For visual comparison, I usually start in DIFF mode with AVG. From there, DIFF: DELTA and DIFF: XRAY are the two views I reach for first.
DELTA shows where your track has more or less energy than the references.
XRAY gives you another way to see when your track falls outside the reference range.
If five tracks in the same lane all have more low-mid weight than yours, you have somewhere to listen.
I also like setting the smoothing somewhere around 15 to 20 when I want to compare songs visually. It calms the display down enough that I do not react to every small movement on the graph.
Maybe the bass needs body.
Maybe the kick leaves a hole above the sub.
Maybe you picked the wrong references.
The graph does not make the decision. It tells you where to put your ears.
Check gain match both ways
The gain-match button is useful, but I like checking it both ways.
First, turn gain match on so the reference does not win by loudness alone.
Then turn it off for a moment and listen to how the references differ from each other at their real level.
That second check keeps you honest.
Some references are louder. Some are denser. Some feel wider because the arrangement leaves more space. Some hit harder because the low end is managed better, not because the limiter is doing more work.
Gain matching removes one lie.
You still have to listen.
Treat PARTS mode carefully
REFFREY also has a PARTS mode that shows where elements like sub, kick, snare, leads, or vocals sit inside the reference.
That sounds powerful, and it can be useful.

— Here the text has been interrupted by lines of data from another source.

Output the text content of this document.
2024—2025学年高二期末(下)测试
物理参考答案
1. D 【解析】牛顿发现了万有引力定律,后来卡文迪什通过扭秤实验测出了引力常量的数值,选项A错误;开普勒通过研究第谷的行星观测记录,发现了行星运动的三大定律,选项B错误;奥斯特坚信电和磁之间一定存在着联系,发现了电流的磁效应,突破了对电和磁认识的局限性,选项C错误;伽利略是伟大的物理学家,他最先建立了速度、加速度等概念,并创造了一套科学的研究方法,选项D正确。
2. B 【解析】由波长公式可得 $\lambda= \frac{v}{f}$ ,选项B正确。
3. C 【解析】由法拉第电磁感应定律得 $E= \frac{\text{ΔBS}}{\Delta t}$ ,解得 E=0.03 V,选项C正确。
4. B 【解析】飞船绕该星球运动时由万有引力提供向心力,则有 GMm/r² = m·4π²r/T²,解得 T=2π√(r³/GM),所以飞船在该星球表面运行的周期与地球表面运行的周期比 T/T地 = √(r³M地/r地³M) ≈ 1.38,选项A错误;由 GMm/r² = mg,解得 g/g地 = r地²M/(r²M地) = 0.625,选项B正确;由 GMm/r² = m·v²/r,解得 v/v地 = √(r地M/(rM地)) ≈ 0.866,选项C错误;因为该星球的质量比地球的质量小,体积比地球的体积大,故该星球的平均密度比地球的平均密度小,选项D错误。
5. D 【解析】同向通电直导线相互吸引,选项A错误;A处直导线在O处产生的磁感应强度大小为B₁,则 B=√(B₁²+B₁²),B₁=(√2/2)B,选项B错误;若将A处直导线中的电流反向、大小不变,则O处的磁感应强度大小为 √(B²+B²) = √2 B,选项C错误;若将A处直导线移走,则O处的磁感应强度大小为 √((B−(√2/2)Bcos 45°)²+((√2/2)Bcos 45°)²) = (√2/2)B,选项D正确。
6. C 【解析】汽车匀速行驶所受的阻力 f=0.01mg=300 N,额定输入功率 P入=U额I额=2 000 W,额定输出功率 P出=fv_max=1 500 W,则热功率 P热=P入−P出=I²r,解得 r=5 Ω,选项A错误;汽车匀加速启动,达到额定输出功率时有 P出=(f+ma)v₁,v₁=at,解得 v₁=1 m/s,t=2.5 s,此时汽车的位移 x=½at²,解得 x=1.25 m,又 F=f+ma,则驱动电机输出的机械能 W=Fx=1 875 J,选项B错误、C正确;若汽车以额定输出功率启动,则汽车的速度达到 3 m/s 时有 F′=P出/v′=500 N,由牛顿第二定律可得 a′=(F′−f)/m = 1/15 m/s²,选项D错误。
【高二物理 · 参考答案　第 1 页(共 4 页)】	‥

But I would treat it carefully.
A finished master is not a multitrack session. Kick, bass, synths, vocals, reverb, distortion, and harmonics overlap. The plugin can draw these parts automatically, and you can adjust them manually, but it still looks at a finished stereo file.
So I would not use PARTS mode as proof that one element is right or wrong.
For me, it is an orientation tool.
It can point you toward an area to check. The decision still has to come from listening.
Do not mix with your eyes
Every analyzer has the same danger.
You start believing the screen more than the speakers.
The midrange is where this gets risky. One track may have a synth with body around 700 Hz. Another may have a lead resonance much higher. A vocal, stab, pad, or different arrangement can change the curve completely.
So do not try to make your mix look exactly like the reference.
Use the graph to find broad balance problems:
Too much sub.
Missing low-mid weight.
A harsh top.
A chorus that gets narrow.
A vocal that sits in the wrong place.
Then go back to the speakers.
Bypass the move. Bring it back. Listen at the same level.
Did the record improve?
That is the question.
A reference should not make you chase someone else’s master. It should show you where your ears drifted.
When you reference your own mixes, what do you usually catch too late: low end, vocal level, width, harshness, or something else?